Well, some casinos give an overall RTP figure for their business that takes into account every single game that was played that year. And this figure will not be theoretical, it will be based on the actual amount of money that exchanged hands the previous year.
You might see a claim at the bottom of an online casino’s website that says they have paid back, let’s say, 97.2% of all money taken in prizes.
This would mean they have kept 2.8% of the money taken. This would be their GGY, but this would not be their net profit because we would need to subtract their operating expenses from that figure.
If they took £10 million over the year, then at 2.8% their GGY would be £280,000. If the casino cost £100,000 to run that would leave them with £180,000 in the bank before tax.
That’s a profit margin of 1.80%.
Again, these figures are not supposed to be accurately representative, they are just being used to demonstrate the point.

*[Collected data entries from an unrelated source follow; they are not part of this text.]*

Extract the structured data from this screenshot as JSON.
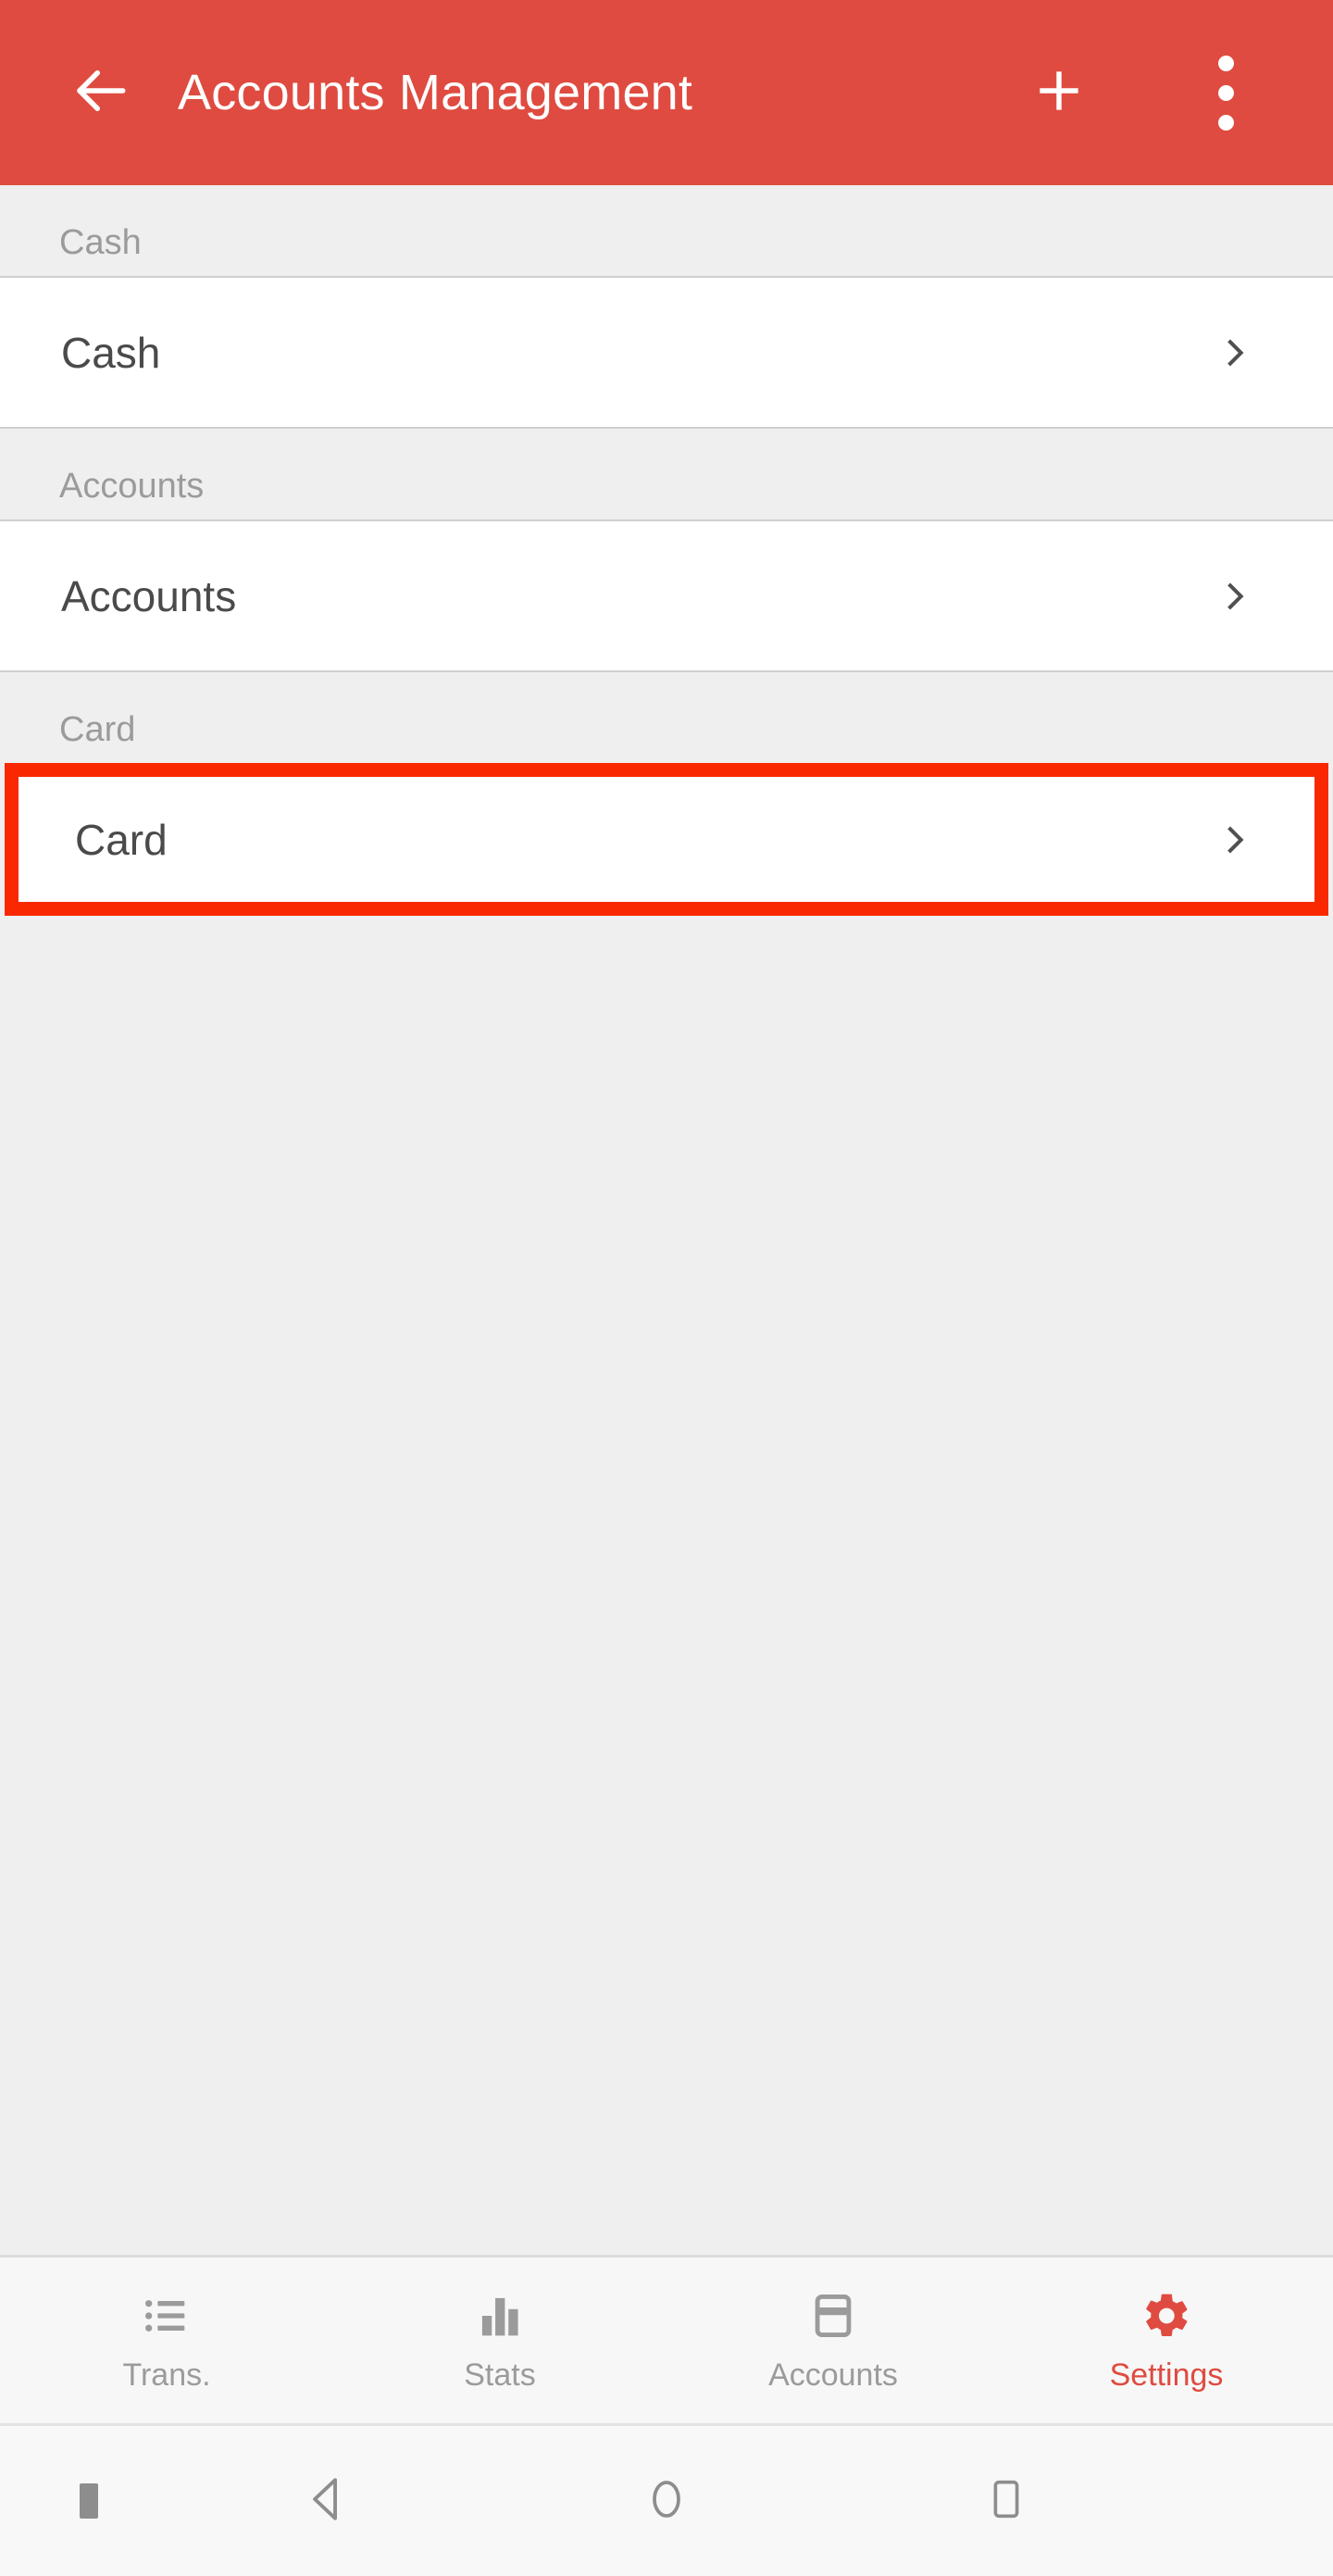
{
  "appbar": {
    "title": "Accounts Management",
    "back_icon": "arrow-left-icon",
    "add_icon": "plus-icon",
    "more_icon": "overflow-menu-icon",
    "background_color": "#df4b40",
    "text_color": "#ffffff"
  },
  "highlight": {
    "color": "#fa2800",
    "target": "card-row"
  },
  "sections": [
    {
      "header": "Cash",
      "row_label": "Cash",
      "chevron_icon": "chevron-right-icon",
      "highlighted": false
    },
    {
      "header": "Accounts",
      "row_label": "Accounts",
      "chevron_icon": "chevron-right-icon",
      "highlighted": false
    },
    {
      "header": "Card",
      "row_label": "Card",
      "chevron_icon": "chevron-right-icon",
      "highlighted": true
    }
  ],
  "bottom_nav": {
    "active_color": "#df4b40",
    "inactive_color": "#9b9b9b",
    "items": [
      {
        "label": "Trans.",
        "icon": "list-icon",
        "active": false
      },
      {
        "label": "Stats",
        "icon": "bar-chart-icon",
        "active": false
      },
      {
        "label": "Accounts",
        "icon": "credit-card-icon",
        "active": false
      },
      {
        "label": "Settings",
        "icon": "gear-icon",
        "active": true
      }
    ]
  },
  "system_nav": {
    "marker_icon": "status-marker-icon",
    "back_icon": "triangle-back-icon",
    "home_icon": "circle-home-icon",
    "recents_icon": "square-recents-icon"
  }
}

Now, that demo margin is a small percentage, but if that same company was doing £1 billion rather than £10 million, even that tiny 1.80% would equate to £18 million net profit, so it’s about volume for casinos.
The True Profits of Casinos
Having talked around the subject to get a basic understanding, and having used some made up numbers to demonstrate the point, let’s now look at a real life example.

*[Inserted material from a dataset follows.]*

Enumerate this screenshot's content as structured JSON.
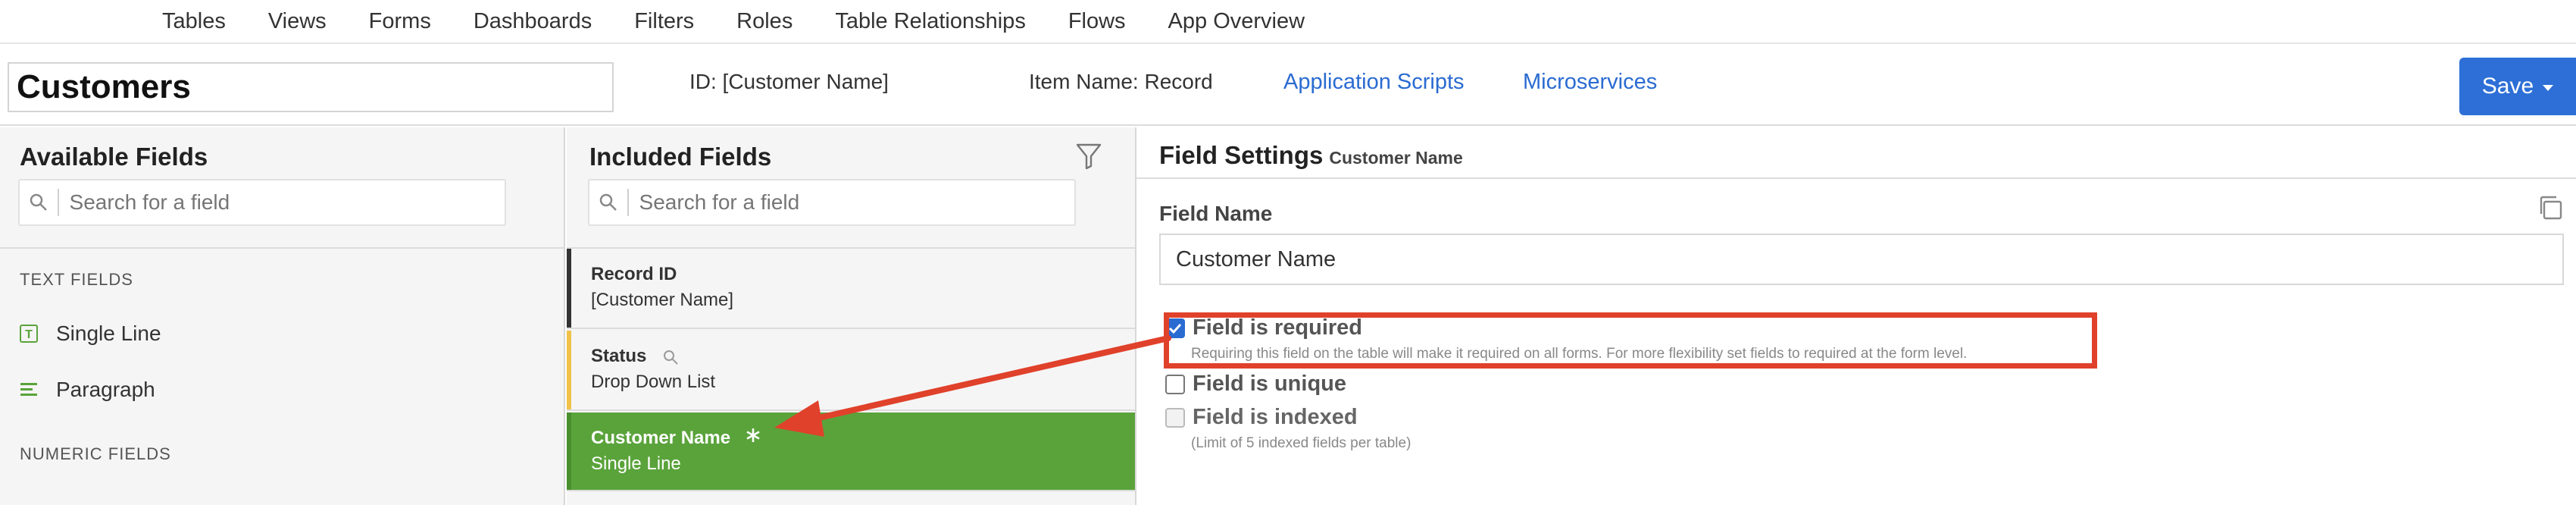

Unfortunately, we can’t look at a single casino or online casino, because there are no single venue/single site companies that are publicly owned, so they won’t publish detailed financial reports. We are going to look at Entain instead, who are a huge multi brand conglomerate with names like Ladbrokes, Coral, Party Casino, Gala, Foxy, and others under their umbrella.
That means that the numbers we will be looking at include everything from online bookies and casino sites, bookmakers on the high street and gaming machines, plus potentially some B2B services. Oh, and just to make things even more difficult, they operate in many different jurisdictions with different tax laws too.
For this reason, we will be sticking to group wide overall figures rather than just those of their casino brands, as quite frankly it would take an army of accountants to write this article otherwise!
In the 2021/22 financial year, Entain had an online net gaming revenue (revenue before deducting VAT) of £3.1 billion, but made a net profit of ‘just’ £275.6 million after tax. You can see the financial report for yourself here.
Their net profit before tax, which is what we are interested in when trying to establish a profit margin, was £393.2 million.
That’s a net profit margin of about 12.68% overall.
If you are wondering where the rest of Entain’s £3.1 billion went, gambling companies have to pay a pretty hefty levy on every bet placed with them (before getting taxed on any profits), as well as paying for licenses, royalties to software providers, affiliate commissions, their own marketing costs, fees to payment providers, and on it goes.
Although these figures relate to a company with many casinos and other betting businesses in its group, an independent casino or online casino will be facing the same sorts of costs against their income, just on a smaller scale.
This sort of margin seems fairly standard for the bigger companies, as if we look art the same figures for Flutter, the group that owns Paddy Power, Betfair, Sky Vegas, and many others, we get a net profit margin of 11.36% overall.
On the other hand, 888 who are a much smaller company, come out with a much lower 8.77% net profit margin.
Lower even than The Rank Group with a 10.07% net profit margin. We went back to 2019 for them because any results post 2019 would be hugely impacted by the covid lockdown and not give a true indication of usual market conditions. Rank operate Grosvenor Casino and Mecca Bingo which are obviously real world venues, so this is where the majority of their income is from.